MSI-high (MSI-H) is a status given to patients with cancer that indicates the presence of microsatellite instability. Microsatellite instability (MSI) is a change or mutation that occurs in short, repeated sequences of DNA—called microsatellites—and typically affects tumor cells. Cancer cells with high numbers of microsatellites are more vulnerable to mistakes when the DNA is copied in the cell. The primary cause of MSI usually points to a defective gene that impairs the cell’s ability to correct these mistakes in the first place. Microsatellite instability can result in the development of various cancers and is most commonly associated with colon cancers. Other cancers caused by MSI include:

  • Colorectal cancer
  • Endometrial cancer
  • Gastric cancer
  • Ovarian cancer
  • Urinary tract cancer
  • Hepatobiliary tract cancer
  • Brain cancer
  • Skin cancers

Microsatellite instability testing compares DNA sequences between tumor cells and normal tissue. MSI-high is a designation used for patients with cancer in which instability occurs in >30% of the targeted microsatellites. MSI-low (MSI-L), on the other hand, characterizes patients with a microsatellite instability of <30%. Patients who do not demonstrate any instability are said to be microsatellite stable (MSS). MSI-high is most prominent in a form of colorectal cancer called hereditary nonpolyposis colorectal cancer (HNPCC), otherwise known as Lynch syndrome.
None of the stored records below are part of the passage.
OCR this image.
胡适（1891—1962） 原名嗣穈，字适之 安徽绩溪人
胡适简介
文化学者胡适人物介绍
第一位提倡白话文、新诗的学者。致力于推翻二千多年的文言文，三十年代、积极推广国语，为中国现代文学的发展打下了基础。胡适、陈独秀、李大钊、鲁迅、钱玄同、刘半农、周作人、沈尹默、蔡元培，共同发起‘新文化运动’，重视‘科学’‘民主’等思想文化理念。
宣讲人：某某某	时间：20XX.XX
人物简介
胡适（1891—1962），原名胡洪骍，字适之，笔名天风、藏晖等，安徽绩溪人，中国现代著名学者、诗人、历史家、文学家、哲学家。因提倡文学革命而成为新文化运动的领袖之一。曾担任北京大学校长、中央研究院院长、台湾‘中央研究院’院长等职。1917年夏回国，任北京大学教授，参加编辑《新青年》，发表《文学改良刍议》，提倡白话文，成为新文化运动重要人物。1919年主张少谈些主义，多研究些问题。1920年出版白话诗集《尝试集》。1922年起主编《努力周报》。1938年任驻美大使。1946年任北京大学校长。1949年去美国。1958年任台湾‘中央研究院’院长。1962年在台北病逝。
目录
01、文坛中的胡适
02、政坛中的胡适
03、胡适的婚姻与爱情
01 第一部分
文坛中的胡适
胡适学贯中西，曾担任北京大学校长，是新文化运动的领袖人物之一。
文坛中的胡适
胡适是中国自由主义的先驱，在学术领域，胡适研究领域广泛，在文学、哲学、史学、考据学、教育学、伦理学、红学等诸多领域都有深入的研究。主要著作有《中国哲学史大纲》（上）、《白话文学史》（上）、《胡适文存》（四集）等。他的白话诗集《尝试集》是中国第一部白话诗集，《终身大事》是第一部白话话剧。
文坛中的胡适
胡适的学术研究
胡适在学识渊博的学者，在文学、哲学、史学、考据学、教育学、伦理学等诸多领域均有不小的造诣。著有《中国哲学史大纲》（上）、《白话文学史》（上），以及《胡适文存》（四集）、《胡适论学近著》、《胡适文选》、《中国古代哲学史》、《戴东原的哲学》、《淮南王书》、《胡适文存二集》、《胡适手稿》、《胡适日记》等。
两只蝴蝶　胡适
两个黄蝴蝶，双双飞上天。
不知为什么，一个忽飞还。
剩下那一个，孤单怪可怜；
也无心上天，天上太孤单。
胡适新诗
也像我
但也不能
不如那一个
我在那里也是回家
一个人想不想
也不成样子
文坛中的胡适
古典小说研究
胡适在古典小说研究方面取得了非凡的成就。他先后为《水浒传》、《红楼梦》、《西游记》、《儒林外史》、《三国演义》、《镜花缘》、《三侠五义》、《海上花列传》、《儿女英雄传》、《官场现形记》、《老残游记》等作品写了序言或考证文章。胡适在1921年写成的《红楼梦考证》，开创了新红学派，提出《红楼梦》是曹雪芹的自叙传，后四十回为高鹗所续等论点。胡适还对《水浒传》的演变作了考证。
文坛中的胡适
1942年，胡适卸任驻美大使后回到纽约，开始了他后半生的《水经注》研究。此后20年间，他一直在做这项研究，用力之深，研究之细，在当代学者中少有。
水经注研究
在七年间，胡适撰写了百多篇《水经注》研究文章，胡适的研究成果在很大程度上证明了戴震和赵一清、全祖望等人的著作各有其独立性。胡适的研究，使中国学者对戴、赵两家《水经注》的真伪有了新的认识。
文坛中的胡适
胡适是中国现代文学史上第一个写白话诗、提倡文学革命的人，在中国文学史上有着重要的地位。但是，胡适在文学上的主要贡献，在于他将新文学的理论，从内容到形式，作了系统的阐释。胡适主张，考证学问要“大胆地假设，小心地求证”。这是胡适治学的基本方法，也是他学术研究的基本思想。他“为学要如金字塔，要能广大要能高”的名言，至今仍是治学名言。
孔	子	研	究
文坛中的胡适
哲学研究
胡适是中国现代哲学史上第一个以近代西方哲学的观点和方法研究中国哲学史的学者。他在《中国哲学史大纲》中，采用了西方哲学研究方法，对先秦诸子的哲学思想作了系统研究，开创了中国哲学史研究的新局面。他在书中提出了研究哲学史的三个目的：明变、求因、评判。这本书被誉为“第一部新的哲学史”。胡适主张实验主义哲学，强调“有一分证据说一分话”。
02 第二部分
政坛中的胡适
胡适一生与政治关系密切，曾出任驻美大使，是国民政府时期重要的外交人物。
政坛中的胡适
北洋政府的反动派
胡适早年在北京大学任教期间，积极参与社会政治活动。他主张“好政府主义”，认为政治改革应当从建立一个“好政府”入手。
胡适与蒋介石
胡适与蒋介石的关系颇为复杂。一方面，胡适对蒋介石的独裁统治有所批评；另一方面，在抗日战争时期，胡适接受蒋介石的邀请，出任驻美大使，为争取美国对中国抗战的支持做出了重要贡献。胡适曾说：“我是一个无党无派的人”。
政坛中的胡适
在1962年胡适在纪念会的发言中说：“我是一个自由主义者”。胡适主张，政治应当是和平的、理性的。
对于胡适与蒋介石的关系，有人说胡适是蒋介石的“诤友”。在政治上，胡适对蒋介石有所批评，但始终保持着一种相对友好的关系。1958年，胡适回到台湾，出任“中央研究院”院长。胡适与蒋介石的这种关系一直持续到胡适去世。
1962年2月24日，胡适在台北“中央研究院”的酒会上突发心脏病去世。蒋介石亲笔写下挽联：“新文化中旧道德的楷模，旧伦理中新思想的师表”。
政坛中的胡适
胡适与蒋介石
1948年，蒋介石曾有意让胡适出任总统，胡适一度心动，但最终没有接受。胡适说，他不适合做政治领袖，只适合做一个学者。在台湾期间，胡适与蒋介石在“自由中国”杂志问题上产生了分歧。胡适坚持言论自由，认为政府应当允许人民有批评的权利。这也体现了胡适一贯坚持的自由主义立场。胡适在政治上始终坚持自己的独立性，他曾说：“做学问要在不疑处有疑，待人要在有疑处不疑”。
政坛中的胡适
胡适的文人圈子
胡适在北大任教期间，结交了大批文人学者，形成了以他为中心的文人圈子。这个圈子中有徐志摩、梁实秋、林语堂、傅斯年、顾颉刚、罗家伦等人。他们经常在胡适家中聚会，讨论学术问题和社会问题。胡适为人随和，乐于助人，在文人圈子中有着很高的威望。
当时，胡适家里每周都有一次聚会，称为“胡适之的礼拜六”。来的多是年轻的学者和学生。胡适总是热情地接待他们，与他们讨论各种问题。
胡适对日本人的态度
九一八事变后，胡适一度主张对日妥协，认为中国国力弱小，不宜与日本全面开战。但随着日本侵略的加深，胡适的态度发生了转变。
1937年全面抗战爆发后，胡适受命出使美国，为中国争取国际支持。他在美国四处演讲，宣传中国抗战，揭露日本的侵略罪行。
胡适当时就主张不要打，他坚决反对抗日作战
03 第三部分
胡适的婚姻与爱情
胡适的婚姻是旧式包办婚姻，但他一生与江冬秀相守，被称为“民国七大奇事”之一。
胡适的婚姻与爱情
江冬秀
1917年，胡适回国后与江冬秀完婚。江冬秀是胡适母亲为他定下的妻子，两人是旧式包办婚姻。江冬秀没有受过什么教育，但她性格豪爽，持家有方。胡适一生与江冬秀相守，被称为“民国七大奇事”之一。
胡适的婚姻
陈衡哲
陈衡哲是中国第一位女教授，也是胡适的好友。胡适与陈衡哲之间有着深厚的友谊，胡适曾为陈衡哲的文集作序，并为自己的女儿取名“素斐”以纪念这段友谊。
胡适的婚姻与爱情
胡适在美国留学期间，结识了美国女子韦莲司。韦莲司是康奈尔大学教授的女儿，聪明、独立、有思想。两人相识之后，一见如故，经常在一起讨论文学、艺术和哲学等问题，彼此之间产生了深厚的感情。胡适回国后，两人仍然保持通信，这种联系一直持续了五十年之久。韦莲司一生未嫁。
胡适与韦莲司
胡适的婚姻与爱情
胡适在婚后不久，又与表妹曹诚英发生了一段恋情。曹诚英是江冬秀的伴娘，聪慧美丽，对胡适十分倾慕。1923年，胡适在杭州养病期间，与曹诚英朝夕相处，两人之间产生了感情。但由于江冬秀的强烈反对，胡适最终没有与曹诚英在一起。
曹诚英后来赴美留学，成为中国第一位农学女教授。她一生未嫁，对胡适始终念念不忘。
In fact, MSI testing has become a prevalent predictor for patients who risk developing Lynch syndrome. Many patients with MSI-H tumors have been found to be extremely responsive to certain immunotherapies—high microsatellite instability attracts large numbers of immune cells to the tumor, that are usually blocked from doing their job. Therefore, MSI testing is valuable as a diagnostic tool, as well as for making important treatment decisions.